Bitcoin long has struggled with a bad reputation among environmentalists because of the digital currency’s reliance on massive quantities of energy — often from fossil fuel-fired plants.
Recently, investors in Bitcoin have sought to change that narrative, arguing that the cryptocurrency is driving economies toward energy sources that don’t warm the planet. Wood Mackenzie, an energy research and consulting company, yesterday lent credence to those claims in a report on "how bitcoin mining can support the energy transition."
But some Bitcoin experts are casting doubt on WoodMac’s rosy assertions.
The research firm’s report points to the potential for using Bitcoin mining to balance out demand for electricity from variable emission-free sources such as wind energy.
When the power demand is high and supply is low — in the middle of hot days, for example, when the wind isn’t blowing and air conditioners are blasting — grid operators could pay miners to turn off some or all of the computing power they’re using to verify transactions in the Bitcoin blockchain, WoodMac reasoned. That power-hungry process makes the Bitcoin network virtually impossible to hack and occasionally rewards miners with new bitcoins, which are currently valued at more than $56,000 apiece.
Then when the supply and demand relationship is flipped — say a windy night when most people, and their devices, are asleep — Bitcoin miners can devour much of the cheap wind energy that would otherwise be curtailed, the report suggested.
Digital currency experts, however, said that isn’t the way most Bitcoin mining companies operate today.
The vast majority of miners run around the clock "and are not relying on surplus energy or load balancing services," Christian Stoll, a researcher at the Technical University of Munich’s Center for Energy Markets, wrote in an email. "It is typically just more profitable to keep the hardware in operations."
Alex de Vries, a Dutch data scientist whose website Digiconomist tracks the sustainability of digital currencies, said in an email that "someone with 24/7 access to cheap energy will always outperform such a strategy — making a location that can be operated only part-time an extremely unlikely option for an agent investing millions in these devices."
Meanwhile, the carbon footprint of the digital currency continues to expand.
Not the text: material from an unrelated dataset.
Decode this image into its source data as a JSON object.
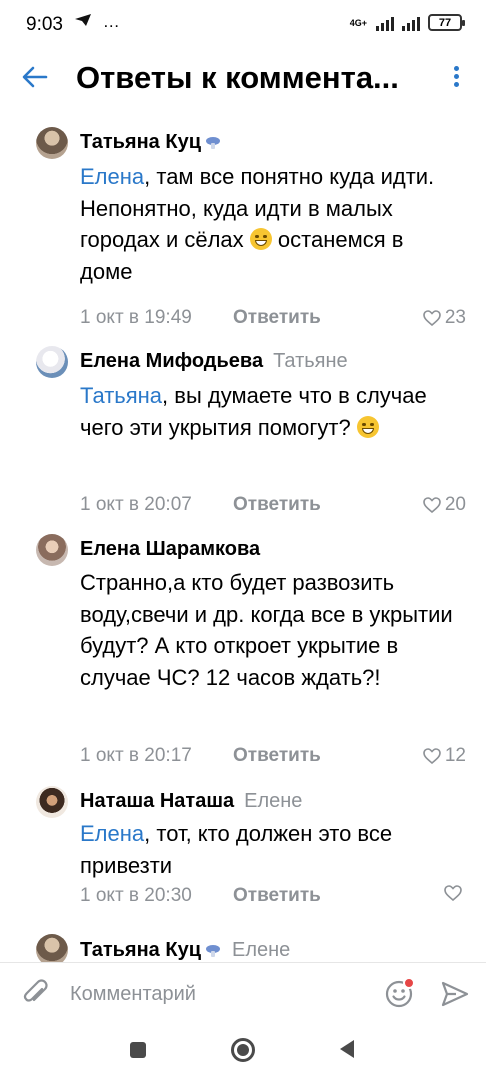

A paper published earlier this week in the journal Nature Communications found that, if the Bitcoin network’s growth continues at its current rate, by 2024 annual emissions from the digital currency could rival those of the Czech Republic and Qatar.
Nevertheless, WoodMac argued "bitcoin miners could support additional solar and wind projects" in remote areas where power could be produced cheaply if there was sufficient demand.
By way of example, the report points to Bitcoin mining operations that have provided new customers for low-cost natural gas and coal-fired power plants as well as oil drillers in far-flung places, whose excess gas would otherwise be burned off by flares.
"Bitcoin mining was not designed to enable the energy transition, but some of its features could shift the energy value chain," WoodMac said.
The Bitcoin experts criticized that conclusion, which comes as electric vehicle maker Tesla Inc. and other companies are increasingly embracing the emissions-intensive digital currency (Climatewire, Feb. 23).
"The energy transition is about decarbonizing our energy supply," Stoll wrote. "It’s not about increasing load to keep fossil resources profitable. So if Bitcoin increases energy demand, and keeps fossil resources in the market, it makes the decarbonization challenge even harder."
Dutch data scientist de Vries added that "using flare gas for mining still produces carbon emissions too."
Furthermore, he said WoodMac glossed over the physical waste associated with mining the digital currency.
"I don’t see Bitcoin solving its sustainability problem even if it was powered by 100% clean (and otherwise wasted) energy," de Vries wrote. "The vast amounts of specialized hardware required by the network are doing harm before they’re even running; as the demand is adding to the current disruption in the global semiconductor supply chain. On top of that you’re also left with a substantial pile of electronic waste after their typical short lifetime of just 1.5 years."